When I started college I was the girl who thought she would be the super successful all A's well rounded student. I graduated high school in the Top 5 of my class, had never had below an A average, and thought that there was nothing that was too challenging for me to do by myself. Now, I'm not saying that I had it super easy in high school; I worked hard and earned everything I had accomplished, but my hard work had always paid off. After being in college for not even two short months I quickly realized that I was very very wrong. I had decided that because I had taken a psych class in high school and liked it that I would add a psych minor to my major and take a psych class my first semester because I didn't think my other classes would be that hard. I soon realized that college was a lot harder than I thought it was going to be and I really had to buckle down in order to try to maintain the same grades I had in high school. I quickly realized that I was working harder than I had ever worked in my classes and my grades were the worst they had ever been.
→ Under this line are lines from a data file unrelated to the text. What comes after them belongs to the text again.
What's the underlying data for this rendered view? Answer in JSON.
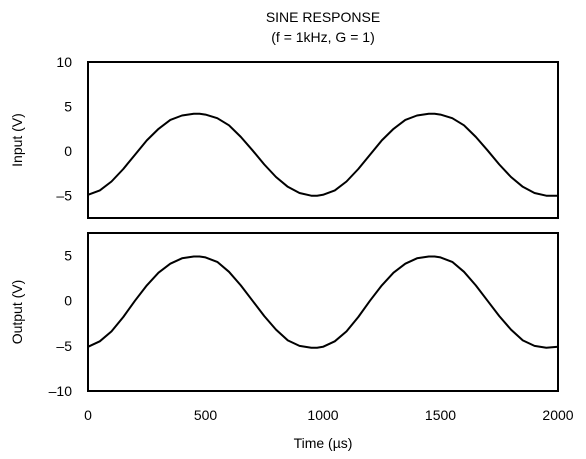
{
  "chart_data": {
    "type": "line",
    "title": "SINE RESPONSE",
    "subtitle": "(f = 1kHz, G = 1)",
    "xlabel": "Time (µs)",
    "xlim": [
      0,
      2000
    ],
    "x_ticks": [
      "0",
      "500",
      "1000",
      "1500",
      "2000"
    ],
    "grid": false,
    "panels": [
      {
        "ylabel": "Input (V)",
        "ylim": [
          -7.5,
          10
        ],
        "y_ticks": [
          "10",
          "5",
          "0",
          "–5"
        ],
        "series": [
          {
            "x": [
              0,
              50,
              100,
              150,
              200,
              250,
              300,
              350,
              400,
              450,
              475,
              500,
              550,
              600,
              650,
              700,
              750,
              800,
              850,
              900,
              950,
              975,
              1000,
              1050,
              1100,
              1150,
              1200,
              1250,
              1300,
              1350,
              1400,
              1450,
              1475,
              1500,
              1550,
              1600,
              1650,
              1700,
              1750,
              1800,
              1850,
              1900,
              1950,
              2000
            ],
            "y": [
              -4.9,
              -4.4,
              -3.4,
              -2.0,
              -0.4,
              1.2,
              2.5,
              3.5,
              4.0,
              4.2,
              4.2,
              4.1,
              3.7,
              2.9,
              1.6,
              0.1,
              -1.5,
              -2.9,
              -4.0,
              -4.7,
              -5.0,
              -5.0,
              -4.9,
              -4.4,
              -3.4,
              -2.0,
              -0.4,
              1.2,
              2.5,
              3.5,
              4.0,
              4.2,
              4.2,
              4.1,
              3.7,
              2.9,
              1.6,
              0.1,
              -1.5,
              -2.9,
              -4.0,
              -4.7,
              -5.0,
              -5.0
            ]
          }
        ]
      },
      {
        "ylabel": "Output (V)",
        "ylim": [
          -10,
          7.5
        ],
        "y_ticks": [
          "5",
          "0",
          "–5",
          "–10"
        ],
        "series": [
          {
            "x": [
              0,
              50,
              100,
              150,
              200,
              250,
              300,
              350,
              400,
              450,
              475,
              500,
              550,
              600,
              650,
              700,
              750,
              800,
              850,
              900,
              950,
              975,
              1000,
              1050,
              1100,
              1150,
              1200,
              1250,
              1300,
              1350,
              1400,
              1450,
              1475,
              1500,
              1550,
              1600,
              1650,
              1700,
              1750,
              1800,
              1850,
              1900,
              1950,
              2000
            ],
            "y": [
              -5.1,
              -4.5,
              -3.4,
              -1.8,
              0.0,
              1.7,
              3.1,
              4.1,
              4.7,
              4.9,
              4.9,
              4.8,
              4.3,
              3.2,
              1.7,
              0.0,
              -1.7,
              -3.2,
              -4.4,
              -5.0,
              -5.2,
              -5.2,
              -5.1,
              -4.5,
              -3.4,
              -1.8,
              0.0,
              1.7,
              3.1,
              4.1,
              4.7,
              4.9,
              4.9,
              4.8,
              4.3,
              3.2,
              1.7,
              0.0,
              -1.7,
              -3.2,
              -4.4,
              -5.0,
              -5.2,
              -5.1
            ]
          }
        ]
      }
    ]
  }
}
On top of this, I realized that I was having a hard time maintaining my social life and a balance between how much I was studying and how much I was hanging out with my friends.
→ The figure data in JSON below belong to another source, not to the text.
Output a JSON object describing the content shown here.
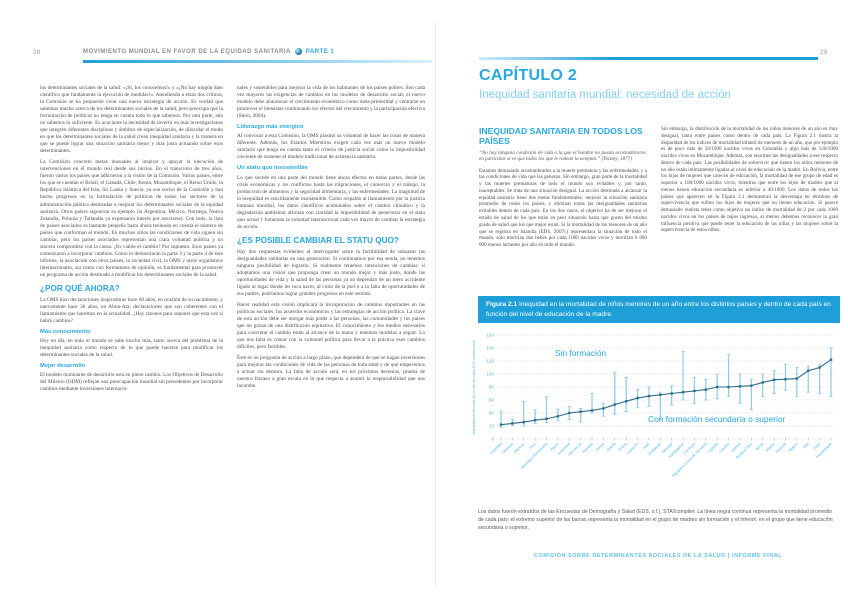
{
  "colors": {
    "accent_blue": "#29a8e0",
    "banner_blue": "#1e9fd8",
    "mean_line": "#2e6e8e",
    "error_bar": "#8fc9e6",
    "grid": "#c9c9c9",
    "tick_label": "#5ab9e8"
  },
  "left_page": {
    "page_number": "28",
    "header": {
      "title": "MOVIMIENTO MUNDIAL EN FAVOR DE LA EQUIDAD SANITARIA",
      "part": "PARTE 1"
    },
    "col1": [
      {
        "type": "p",
        "text": "los determinantes sociales de la salud: «¡Sí, los conocemos!» y «¡No hay ningún dato científico que fundamente la ejecución de medidas!». Atendiendo a estas dos críticas, la Comisión se ha propuesto crear una nueva estrategia de acción. Es verdad que sabemos mucho acerca de los determinantes sociales de la salud, pero preocupa que la formulación de políticas no tenga en cuenta todo lo que sabemos. Por otra parte, aún no sabemos lo suficiente. Es acuciante la necesidad de invertir en más investigaciones que integren diferentes disciplinas y ámbitos de especialización, de dilucidar el modo en que los determinantes sociales de la salud crean inequidad sanitaria y la manera en que se puede lograr una situación sanitaria mejor y más justa actuando sobre esos determinantes."
      },
      {
        "type": "p",
        "text": "La Comisión concretó metas inusuales al inspirar y apoyar la ejecución de intervenciones en el mundo real desde sus inicios. En el transcurso de tres años, fueron varios los países que adhirieron a la visión de la Comisión. Varios países, entre los que se cuentan el Brasil, el Canadá, Chile, Kenia, Mozambique, el Reino Unido, la República Islámica del Irán, Sri Lanka y Suecia, ya son socios de la Comisión y han hecho progresos en la formulación de políticas de todos los sectores de la administración pública destinadas a mejorar los determinantes sociales de la equidad sanitaria. Otros países siguieron su ejemplo (la Argentina, México, Noruega, Nueva Zelandia, Polonia y Tailandia ya expresaron interés por asociarse). Con todo, la lista de países asociados es bastante pequeña hasta ahora teniendo en cuenta el número de países que conforman el mundo. En muchos sitios las condiciones de vida siguen sin cambiar, pero los países asociados representan una clara voluntad política y un sincero compromiso con la causa. ¿Es viable el cambio? Por supuesto. Esos países ya comenzaron a incorporar cambios. Como lo demostrarán la parte 3 y la parte 4 de este informe, la asociación con otros países, la sociedad civil, la OMS y otros organismos internacionales, así como con formadores de opinión, es fundamental para promover un programa de acción destinado a modificar los determinantes sociales de la salud."
      },
      {
        "type": "h1",
        "text": "¿POR QUÉ AHORA?"
      },
      {
        "type": "p",
        "text": "La OMS hizo declaraciones inspiradoras hace 60 años, en ocasión de su nacimiento, y nuevamente hace 30 años, en Alma-Ata; declaraciones que son coherentes con el llamamiento que hacemos en la actualidad. ¿Hay razones para suponer que esta vez sí habrá cambios?"
      },
      {
        "type": "h2",
        "text": "Más conocimiento"
      },
      {
        "type": "p",
        "text": "Hoy en día, en todo el mundo se sabe mucho más, tanto acerca del problema de la inequidad sanitaria como respecto de lo que puede hacerse para modificar los determinantes sociales de la salud."
      },
      {
        "type": "h2",
        "text": "Mejor desarrollo"
      },
      {
        "type": "p",
        "text": "El modelo dominante de desarrollo está en pleno cambio. Los Objetivos de Desarrollo del Milenio (ODM) reflejan una preocupación mundial sin precedentes por incorporar cambios mediante inversiones internacio-"
      }
    ],
    "col2": [
      {
        "type": "p",
        "text": "nales y sostenibles para mejorar la vida de los habitantes de los países pobres. Son cada vez mayores las exigencias de cambios en los modelos de desarrollo social; el nuevo modelo debe abandonar el crecimiento económico como meta primordial y centrarse en promover el bienestar combinando los efectos del crecimiento y la participación efectiva (Stern, 2004)."
      },
      {
        "type": "h2",
        "text": "Liderazgo más enérgico"
      },
      {
        "type": "p",
        "text": "Al convocar a esta Comisión, la OMS plasmó su voluntad de hacer las cosas de manera diferente. Además, los Estados Miembros exigen cada vez más un nuevo modelo sanitario que tenga en cuenta tanto el criterio de justicia social como la imposibilidad creciente de sostener el modelo tradicional de asistencia sanitaria."
      },
      {
        "type": "h2",
        "text": "Un statu quo insostenible"
      },
      {
        "type": "p",
        "text": "Lo que sucede en una parte del mundo tiene ahora efectos en todas partes, desde las crisis económicas y los conflictos hasta las migraciones, el comercio y el trabajo, la producción de alimentos y la seguridad alimentaria, y las enfermedades. La magnitud de la inequidad es sencillamente insostenible. Como respaldo al llamamiento por la justicia humana mundial, los datos científicos acumulados sobre el cambio climático y la degradación ambiental afirman con claridad la imposibilidad de perseverar en el statu quo actual y fomentan la voluntad internacional cada vez mayor de cambiar la estrategia de acción."
      },
      {
        "type": "h1",
        "text": "¿ES POSIBLE CAMBIAR EL STATU QUO?"
      },
      {
        "type": "p",
        "text": "Hay dos respuestas evidentes al interrogante sobre la factibilidad de subsanar las desigualdades sanitarias en una generación. Si continuamos por esa senda, no tenemos ninguna posibilidad de lograrlo. Si realmente tenemos intenciones de cambiar, si adoptamos una visión que proponga crear un mundo mejor y más justo, donde las oportunidades de vida y la salud de las personas ya no dependan de un mero accidente ligado al lugar donde les toca nacer, al color de la piel o a la falta de oportunidades de sus padres, podríamos lograr grandes progresos en este sentido."
      },
      {
        "type": "p",
        "text": "Hacer realidad esta visión implicará la incorporación de cambios importantes en las políticas sociales, los acuerdos económicos y las estrategias de acción política. La clave de esta acción debe ser otorgar más poder a las personas, las comunidades y los países que no gozan de una distribución equitativa. El conocimiento y los medios necesarios para concretar el cambio están al alcance de la mano y tenemos modelos a seguir. Lo que nos falta es contar con la voluntad política para llevar a la práctica esos cambios difíciles, pero factibles."
      },
      {
        "type": "p",
        "text": "Éste es un programa de acción a largo plazo, que dependerá de que se hagan inversiones para mejorar las condiciones de vida de las personas de toda edad y de que empecemos a actuar sin demora. La falta de acción será, en los próximos decenios, prueba de nuestro fracaso a gran escala en lo que respecta a asumir la responsabilidad que nos incumbe."
      }
    ]
  },
  "right_page": {
    "page_number": "29",
    "chapter": "CAPÍTULO 2",
    "subtitle": "Inequidad sanitaria mundial: necesidad de acción",
    "col1": [
      {
        "type": "h1",
        "text": "INEQUIDAD SANITARIA EN TODOS LOS PAÍSES"
      },
      {
        "type": "quote",
        "text": "“No hay ninguna condición de vida a la que el hombre no pueda acostumbrarse, en particular si ve que todos los que le rodean la aceptan.” (Tolstoy, 1877)"
      },
      {
        "type": "p",
        "text": "Estamos demasiado acostumbrados a la muerte prematura y las enfermedades, y a las condiciones de vida que las generan. Sin embargo, gran parte de la mortalidad y las muertes prematuras de todo el mundo son evitables y, por tanto, inaceptables. Se trata de una situación desigual. La acción destinada a alcanzar la equidad sanitaria tiene dos metas fundamentales: mejorar la situación sanitaria promedio de todos los países, y eliminar todas las desigualdades sanitarias evitables dentro de cada país. En los dos casos, el objetivo ha de ser mejorar el estado de salud de los que están en peor situación hasta que gocen del mismo grado de salud que los que mejor están. Si la mortalidad de los menores de un año que se registra en Islandia (EDS, 2007c) representara la situación de todo el mundo, sólo morirían dos bebés por cada 1000 nacidos vivos y morirían 6 600 000 menos lactantes por año en todo el mundo."
      }
    ],
    "col2": [
      {
        "type": "p",
        "text": "Sin embargo, la distribución de la mortalidad de los niños menores de un año es muy desigual, tanto entre países como dentro de cada país. La Figura 2.1 ilustra la disparidad de los índices de mortalidad infantil de menores de un año, que por ejemplo es de poco más de 20/1000 nacidos vivos en Colombia y algo más de 120/1000 nacidos vivos en Mozambique. Además, son enormes las desigualdades a ese respecto dentro de cada país. Las posibilidades de sobrevivir que tienen los niños menores de un año están íntimamente ligadas al nivel de educación de la madre. En Bolivia, entre los hijos de mujeres que carecen de educación, la mortalidad de ese grupo de edad es superior a 100/1000 nacidos vivos, mientras que entre los hijos de madres que al menos tienen educación secundaria es inferior a 40/1000. Los datos de todos los países que aparecen en la Figura 2.1 demuestran la desventaja en términos de supervivencia que sufren los hijos de mujeres que no tienen educación. Si parece demasiado realista tener como objetivo un índice de mortalidad de 2 por cada 1000 nacidos vivos en los países de bajos ingresos, al menos debemos reconocer la gran influencia positiva que puede tener la educación de las niñas y las mujeres sobre la supervivencia de estos niños."
      }
    ],
    "figure": {
      "label": "Figura 2.1",
      "caption": " Inequidad en la mortalidad de niños menores de un año entre los distintos países y dentro de cada país en función del nivel de educación de la madre.",
      "note": "Los datos fueron extraídos de las Encuestas de Demografía y Salud (EDS, s.f.), STATcompiler. La línea negra continua representa la mortalidad promedio de cada país; el extremo superior de las barras representa la mortalidad en el grupo de madres sin formación y el inferior, en el grupo que tiene educación secundaria o superior."
    },
    "footer": "COMISIÓN SOBRE DETERMINANTES SOCIALES DE LA SALUD  |  INFORME FINAL"
  },
  "chart_data": {
    "type": "line",
    "title": "Inequidad en la mortalidad de niños menores de un año entre los distintos países y dentro de cada país en función del nivel de educación de la madre",
    "ylabel": "Mortalidad de menores de un año por cada 1000 nacidos vivos",
    "xlabel": "",
    "ylim": [
      0,
      160
    ],
    "ytick_step": 20,
    "grid": "dashed-horizontal",
    "legend_position": "annotations-inside-plot",
    "annotations": [
      "Sin formación",
      "Con formación secundaria o superior"
    ],
    "categories": [
      "Colombia",
      "Jordania",
      "Filipinas",
      "Perú",
      "República Dominicana",
      "Egipto",
      "Indonesia",
      "Marruecos",
      "Namibia",
      "Kenya",
      "Bolivia",
      "Ghana",
      "Camerún",
      "Haití",
      "Zimbabwe",
      "Senegal",
      "Madagascar",
      "Camboya",
      "República Unida de Tanzanía",
      "Uganda",
      "Lesotho",
      "Zambia",
      "Burkina Faso",
      "Benin",
      "Malawi",
      "Rwanda",
      "Nigeria",
      "Malí",
      "Chad",
      "Mozambique"
    ],
    "series": [
      {
        "name": "Sin formación (extremo superior de la barra)",
        "values": [
          43,
          30,
          58,
          45,
          65,
          46,
          50,
          47,
          70,
          55,
          102,
          95,
          76,
          80,
          72,
          82,
          135,
          95,
          92,
          100,
          130,
          100,
          92,
          100,
          105,
          115,
          110,
          112,
          115,
          140
        ]
      },
      {
        "name": "Mortalidad promedio del país (línea continua)",
        "values": [
          22,
          24,
          26,
          29,
          31,
          35,
          40,
          42,
          44,
          47,
          53,
          58,
          63,
          66,
          68,
          70,
          72,
          74,
          76,
          80,
          80,
          81,
          82,
          87,
          91,
          92,
          93,
          105,
          110,
          122
        ]
      },
      {
        "name": "Con formación secundaria o superior (extremo inferior de la barra)",
        "values": [
          18,
          21,
          20,
          24,
          25,
          28,
          30,
          26,
          40,
          35,
          38,
          42,
          48,
          50,
          30,
          52,
          60,
          55,
          60,
          62,
          65,
          55,
          45,
          65,
          70,
          75,
          65,
          72,
          70,
          65
        ]
      }
    ],
    "source": "Encuestas de Demografía y Salud (EDS, s.f.), STATcompiler"
  }
}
About halfway through my first semester I realized that I would have to change how I was approaching my studying and the time I was spending hanging out with friends, and evaluate and see if I was really being as productive as I kept telling myself I was being. I quickly realized that all the time I said I was studying, about 50 percent of the time I wasn't getting anything done. Because I realized this halfway through the semester I also realized that I was really behind. After I adjusted my schedule I saw my grades get better, but I was still struggling in a few of my classes. By the time the end of the semester came around, I realized that I had ... gotten my first B. (gasp) I was devastated because I was so used to my hard work always paying off and being rewarded because of the time I had spent working at it.
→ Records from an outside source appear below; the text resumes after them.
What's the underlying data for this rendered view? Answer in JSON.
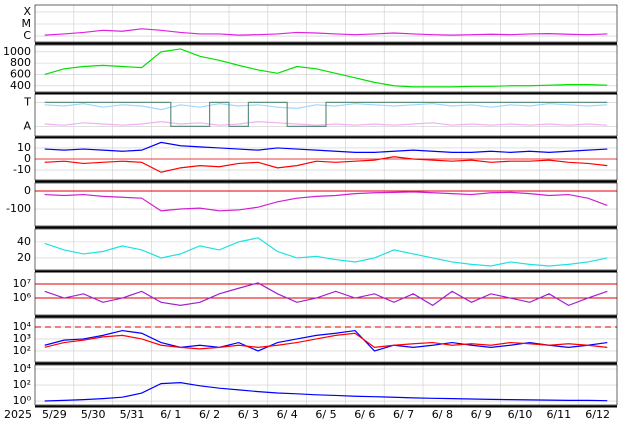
{
  "chart_data": [
    {
      "type": "line",
      "log": true,
      "ylim": [
        3.2e-07,
        0.00038
      ],
      "yticks": [
        {
          "value": 0.0001,
          "label": "X"
        },
        {
          "value": 1e-05,
          "label": "M"
        },
        {
          "value": 1e-06,
          "label": "C"
        }
      ],
      "series": [
        {
          "color": "#e020e0",
          "values": [
            1.2e-06,
            1.5e-06,
            2e-06,
            3e-06,
            2.5e-06,
            4e-06,
            3e-06,
            2e-06,
            1.5e-06,
            1.5e-06,
            1.2e-06,
            1.3e-06,
            1.5e-06,
            2e-06,
            1.8e-06,
            1.5e-06,
            1.3e-06,
            1.5e-06,
            1.8e-06,
            1.5e-06,
            1.3e-06,
            1.2e-06,
            1.3e-06,
            1.4e-06,
            1.3e-06,
            1.5e-06,
            1.6e-06,
            1.4e-06,
            1.3e-06,
            1.5e-06
          ]
        }
      ]
    },
    {
      "type": "line",
      "ylim": [
        290,
        1120
      ],
      "yticks": [
        400,
        600,
        800,
        1000
      ],
      "series": [
        {
          "color": "#00e000",
          "values": [
            600,
            700,
            740,
            760,
            740,
            720,
            1000,
            1050,
            920,
            850,
            760,
            680,
            620,
            740,
            700,
            620,
            540,
            460,
            400,
            380,
            380,
            380,
            390,
            390,
            400,
            400,
            410,
            420,
            420,
            410
          ]
        }
      ]
    },
    {
      "type": "line",
      "ylim": [
        -0.4,
        1.35
      ],
      "yticks": [
        {
          "value": 1,
          "label": "T"
        },
        {
          "value": 0,
          "label": "A"
        }
      ],
      "series": [
        {
          "color": "#9fd8ff",
          "values": [
            0.9,
            0.85,
            0.95,
            0.8,
            0.9,
            0.85,
            0.7,
            0.9,
            0.8,
            0.95,
            0.85,
            0.9,
            0.8,
            0.75,
            0.9,
            0.85,
            0.95,
            0.9,
            0.85,
            0.9,
            0.95,
            0.85,
            0.9,
            0.8,
            0.9,
            0.85,
            0.95,
            0.9,
            0.85,
            0.9
          ]
        },
        {
          "color": "#f0b0f0",
          "values": [
            0.1,
            0.05,
            0.15,
            0.1,
            0.05,
            0.1,
            0.2,
            0.1,
            0.15,
            0.05,
            0.1,
            0.2,
            0.15,
            0.1,
            0.05,
            0.1,
            0.05,
            0.1,
            0.05,
            0.1,
            0.15,
            0.05,
            0.1,
            0.05,
            0.1,
            0.05,
            0.1,
            0.05,
            0.1,
            0.05
          ]
        },
        {
          "color": "#609080",
          "step": true,
          "values": [
            1,
            1,
            1,
            1,
            1,
            1,
            1,
            0,
            0,
            1,
            0,
            1,
            1,
            0,
            0,
            1,
            1,
            1,
            1,
            1,
            1,
            1,
            1,
            1,
            1,
            1,
            1,
            1,
            1,
            1
          ]
        }
      ]
    },
    {
      "type": "line",
      "ylim": [
        -19,
        19
      ],
      "yticks": [
        10,
        0,
        -10
      ],
      "hlines": [
        0
      ],
      "hline_color": "#e04040",
      "series": [
        {
          "color": "#0000ff",
          "values": [
            9,
            8,
            9,
            8,
            7,
            8,
            15,
            12,
            11,
            10,
            9,
            8,
            10,
            9,
            8,
            7,
            6,
            6,
            7,
            8,
            7,
            6,
            6,
            7,
            6,
            7,
            6,
            7,
            8,
            9
          ]
        },
        {
          "color": "#ff0000",
          "values": [
            -3,
            -2,
            -4,
            -3,
            -2,
            -3,
            -12,
            -8,
            -6,
            -7,
            -4,
            -3,
            -8,
            -6,
            -2,
            -3,
            -2,
            -1,
            2,
            0,
            -1,
            -2,
            -1,
            -3,
            -2,
            -2,
            -1,
            -3,
            -4,
            -6
          ]
        }
      ]
    },
    {
      "type": "line",
      "ylim": [
        -194,
        44
      ],
      "yticks": [
        0,
        -100
      ],
      "hlines": [
        0
      ],
      "hline_color": "#e00000",
      "series": [
        {
          "color": "#d020d0",
          "values": [
            -20,
            -25,
            -20,
            -30,
            -35,
            -40,
            -110,
            -100,
            -95,
            -110,
            -105,
            -90,
            -60,
            -40,
            -30,
            -25,
            -15,
            -10,
            -8,
            -5,
            -10,
            -15,
            -20,
            -10,
            -8,
            -15,
            -25,
            -20,
            -40,
            -80
          ]
        }
      ]
    },
    {
      "type": "line",
      "ylim": [
        5,
        56
      ],
      "yticks": [
        40,
        20
      ],
      "series": [
        {
          "color": "#20e0e0",
          "values": [
            38,
            30,
            25,
            28,
            35,
            30,
            20,
            25,
            35,
            30,
            40,
            45,
            28,
            20,
            22,
            18,
            15,
            20,
            30,
            25,
            20,
            15,
            12,
            10,
            15,
            12,
            10,
            12,
            15,
            20
          ]
        }
      ]
    },
    {
      "type": "line",
      "log": true,
      "ylim": [
        62000,
        72000000
      ],
      "yticks": [
        {
          "value": 10000000,
          "label": "10⁷"
        },
        {
          "value": 1000000,
          "label": "10⁶"
        }
      ],
      "hlines": [
        10000000,
        1000000
      ],
      "hline_color": "#e00000",
      "series": [
        {
          "color": "#a020d0",
          "values": [
            3000000.0,
            1000000.0,
            2000000.0,
            500000.0,
            1000000.0,
            3000000.0,
            500000.0,
            300000.0,
            500000.0,
            2000000.0,
            5000000.0,
            12000000.0,
            2000000.0,
            500000.0,
            1000000.0,
            3000000.0,
            1000000.0,
            2000000.0,
            500000.0,
            2000000.0,
            300000.0,
            3000000.0,
            500000.0,
            2000000.0,
            1000000.0,
            500000.0,
            2000000.0,
            300000.0,
            1000000.0,
            3000000.0
          ]
        }
      ]
    },
    {
      "type": "line",
      "log": true,
      "ylim": [
        12,
        56000
      ],
      "yticks": [
        {
          "value": 10000,
          "label": "10⁴"
        },
        {
          "value": 1000,
          "label": "10³"
        },
        {
          "value": 100,
          "label": "10²"
        }
      ],
      "hlines": [
        10000
      ],
      "hline_color": "#e00000",
      "hline_dash": true,
      "series": [
        {
          "color": "#0000ff",
          "values": [
            300,
            800,
            1000,
            2000,
            5000,
            3000,
            500,
            200,
            300,
            200,
            500,
            100,
            500,
            1000,
            2000,
            3000,
            5000,
            100,
            300,
            200,
            300,
            500,
            300,
            200,
            300,
            500,
            300,
            200,
            300,
            500
          ]
        },
        {
          "color": "#ff0000",
          "values": [
            200,
            500,
            800,
            1500,
            2000,
            1000,
            300,
            200,
            150,
            200,
            300,
            200,
            300,
            500,
            1000,
            2000,
            3000,
            200,
            300,
            400,
            500,
            300,
            400,
            300,
            500,
            400,
            300,
            400,
            300,
            200
          ]
        }
      ]
    },
    {
      "type": "line",
      "log": true,
      "ylim": [
        0.32,
        31600
      ],
      "yticks": [
        {
          "value": 10000,
          "label": "10⁴"
        },
        {
          "value": 100,
          "label": "10²"
        },
        {
          "value": 1,
          "label": "10⁰"
        }
      ],
      "series": [
        {
          "color": "#0000ff",
          "values": [
            1,
            1.2,
            1.5,
            2,
            3,
            10,
            150,
            200,
            80,
            40,
            25,
            15,
            10,
            8,
            6,
            5,
            4,
            3.5,
            3,
            2.5,
            2.2,
            2,
            1.8,
            1.6,
            1.5,
            1.4,
            1.3,
            1.2,
            1.2,
            1.1
          ]
        }
      ]
    }
  ],
  "x_axis": {
    "year": "2025",
    "days": [
      "5/29",
      "5/30",
      "5/31",
      "6/ 1",
      "6/ 2",
      "6/ 3",
      "6/ 4",
      "6/ 5",
      "6/ 6",
      "6/ 7",
      "6/ 8",
      "6/ 9",
      "6/10",
      "6/11",
      "6/12"
    ]
  }
}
After realizing that there was no way to change the grade, I looked back on the semester in order to change my plan for the next semester. I realized that from the beginning of the semester I would have to start working as hard as I could if I wanted to continue to get good grades. I also realized that it was okay to get a B, as long as I truly had worked at it and put effort in. I also realized that even though I was so ready to give up on being the over achiever and all A's student, that I couldn't lower my standards just because in my mind I had failed at something. I realized I had to pick myself back up and I had to work as hard as I could in order to try to still be the best that I could be. I also realized that because I couldn't lower my standards just because I failed in my mind that I would have to work not only harder but also work a lot smarter.